Some interpreters seem to assume that the exchange of information flows equally for the English speaker as it does for the non-English speaker just because there is an interpreter present. The fact is that the mere presence of an interpreter already makes it unequal, and there are many other linguistic and non-linguistic factors that need to be taken into account in this “equal footing” metaphorical paradigm, not just “interpreting everything an English speaker would hear.”

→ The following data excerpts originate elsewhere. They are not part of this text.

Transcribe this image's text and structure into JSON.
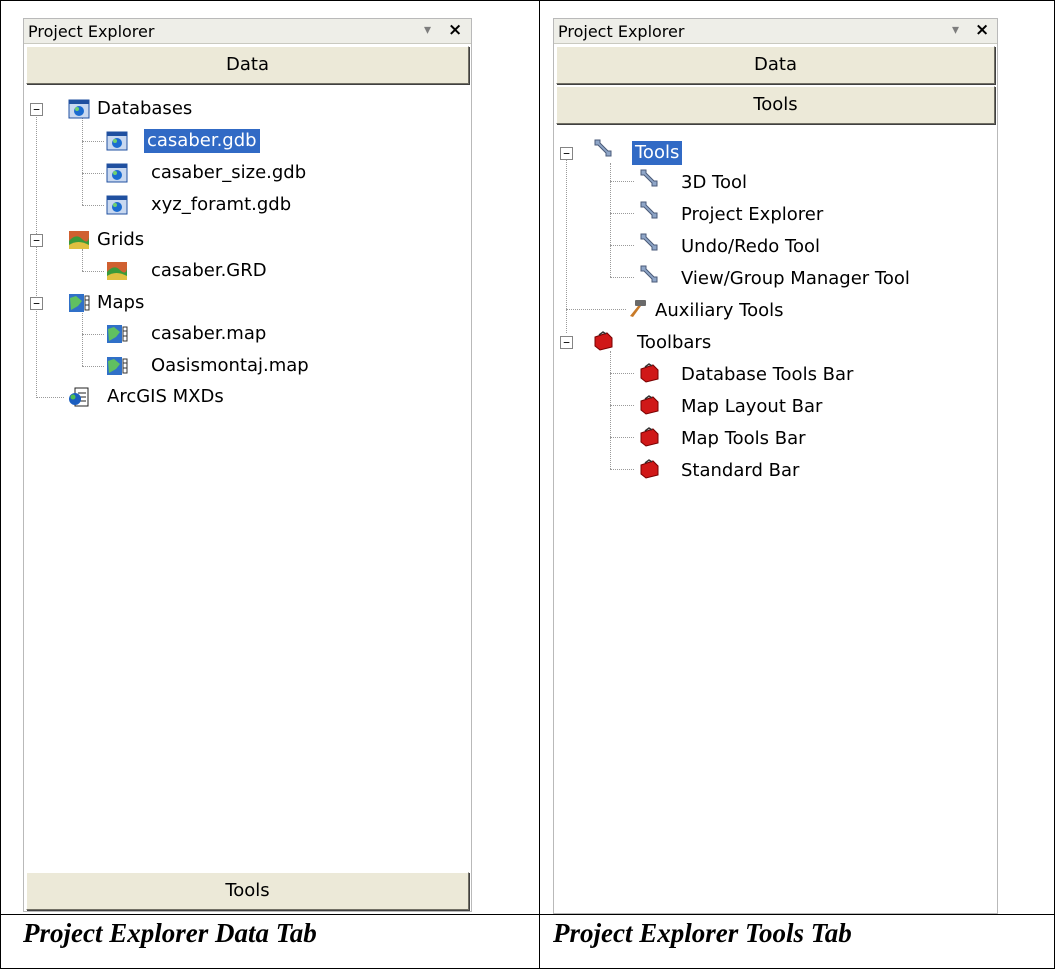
{
  "left_panel": {
    "title": "Project Explorer",
    "pin_glyph": "▾",
    "close_glyph": "×",
    "tab_top": "Data",
    "tab_bottom": "Tools",
    "tree": {
      "databases": "Databases",
      "db1": "casaber.gdb",
      "db2": "casaber_size.gdb",
      "db3": "xyz_foramt.gdb",
      "grids": "Grids",
      "grid1": "casaber.GRD",
      "maps": "Maps",
      "map1": "casaber.map",
      "map2": "Oasismontaj.map",
      "arcgis": "ArcGIS MXDs"
    }
  },
  "right_panel": {
    "title": "Project Explorer",
    "pin_glyph": "▾",
    "close_glyph": "×",
    "tab_data": "Data",
    "tab_tools": "Tools",
    "tree": {
      "tools": "Tools",
      "t1": "3D Tool",
      "t2": "Project Explorer",
      "t3": "Undo/Redo Tool",
      "t4": "View/Group Manager Tool",
      "aux": "Auxiliary Tools",
      "toolbars": "Toolbars",
      "b1": "Database Tools Bar",
      "b2": "Map Layout Bar",
      "b3": "Map Tools Bar",
      "b4": "Standard Bar"
    }
  },
  "captions": {
    "left": "Project Explorer Data Tab",
    "right": "Project Explorer Tools Tab"
  },
  "colors": {
    "selection": "#316ac5",
    "tab_face": "#ece9d8"
  }
}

Great insights. Thank you.
This scenario is one reason why I advocate for what I call real-time consecutive – one sentence at a time or even one phrase at a time at natural pauses. (Like in the movie “Bedtime Stories”). The segments are shorter, but so are the pauses, (ping pong). So, it doesn’t sound that unnatural. The jurors hear the answer unfold in real time. They don’t forget what the question was while they sit and wait for the interpreter to hear the answer in a foreign language and then repeat it. They see gestures and facial expressions of the witness almost in sync with the words they’re expressing. The interpreter doesn’t have to make the witness stop during a long answer and wait while the first half of their long response is interpreted and then try to pick up where they left off. There’s less need for notes and there’s fewer chances for memory errors. Plus, objections happen in real time with the words that were just said without jurors hearing things they shouldn’t and without the interpreter running the risk of forgetting testimony that was “put on hold”. I’ve used it, and if you can get into a ping-pong rhythm with your witness it just feels smoother and definitely cleaner for objections.